Expect: in_types[0].shape[0] == in_types[1].shape[0]
Actual: 4 != 3

In this case, the function expects that x.shape[0] is equal to y.shape[0], but actually it was 4 and 3, respectively.

See Type Checks for the detailed behavior of type checking system in Chainer.

How do I accelerate my model using Chainer Backend for Intel Architecture?

Follow these steps to utilize Chainer Backend for Intel Architecture in your model.

Install Chainer Backend for Intel Architecture

The following environments are recommended by Chainer Backend for Intel Architecture.

  • Ubuntu 14.04 / 16.04 LTS (64-bit) and CentOS 7 (64-bit)

  • Python 2.7.6+, 3.5.2+, and 3.6.0+

On recommended systems, you can install Chainer Backend for Intel Architecture wheel (binary distribution) by:

$ pip install 'ideep4py<2.1'


ideep4py v1.0.x is incompatible with v2.0.x, and is not supported in Chainer v5.0 or later.

Enable Chainer Backend for Intel Architecture Configuration

Currently Chainer Backend for Intel Architecture is disabled by default because it is an experimental feature.
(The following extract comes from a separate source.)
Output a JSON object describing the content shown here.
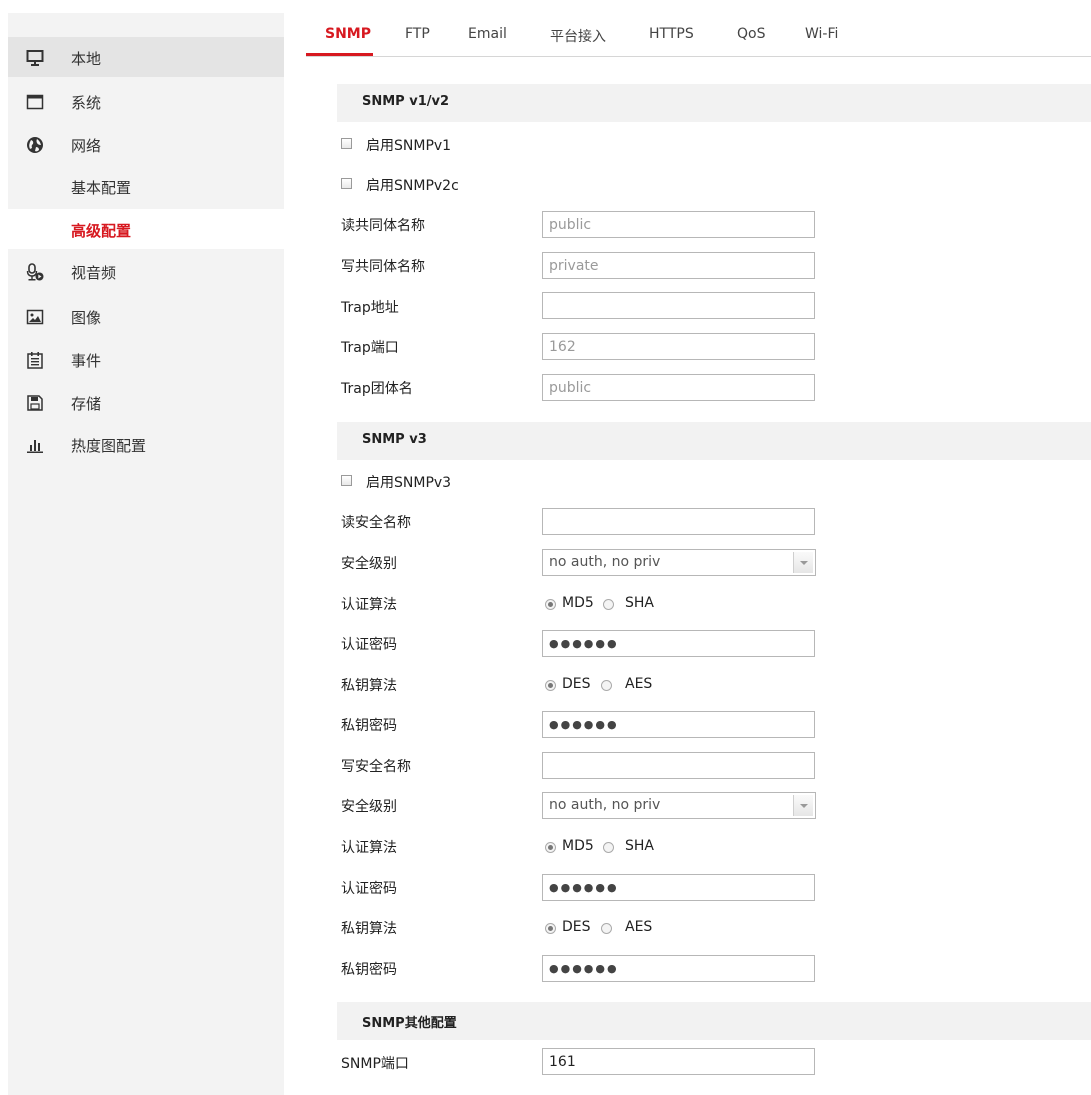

You need to manually enable it by changing chainer.config.use_ideep configuration to 'auto'. See Configuring Chainer for details.

The easiest way to change the configuration is to set environment variable as follows:

export CHAINER_USE_IDEEP="auto"

You can also use chainer.using_config() to change the configuration.

x = np.ones((3, 3), dtype='f')
with chainer.using_config('use_ideep', 'auto'):
    y = chainer.functions.relu(x)
<class 'ideep4py.mdarray'>

Convert Your Model to Chainer Backend for Intel Architecture

You need to call model.to_intel64() (in the same way you call model.to_gpu() to transfer your link to GPU) to convert the link to Chainer Backend for Intel Architecture.

Run Your Model

Now your model is accelerated by Chainer Backend for Intel Architecture!

Please note that not all functions and optimizers support Chainer Backend for Intel Architecture acceleration. Also note that Chainer Backend for Intel Architecture will not be used depending on the shape and data type of the input data.

My training process gets stuck when using MultiprocessIterator

When you are using OpenCV somewhere in your code and the MultiprocessIterator is used in the training code, the training loop may get stuck at some point. In such situation, there are several workarounds to prevent the process got stuck.

  1. Set the environment variable as follows: OMP_NUM_THREADS=1

  2. Add cv2.setNumThreads(0) right after import cv2 in your training script.

  3. Use MultithreadIterator instead of MultiprocessIterator.

This problem is originally reported here: A training loop got stuck in a certain condition with multi-processing updater and opencv for Chainer and the discussion on related problems is still going here: OpenCV + Python multiprocessing breaks on OSX.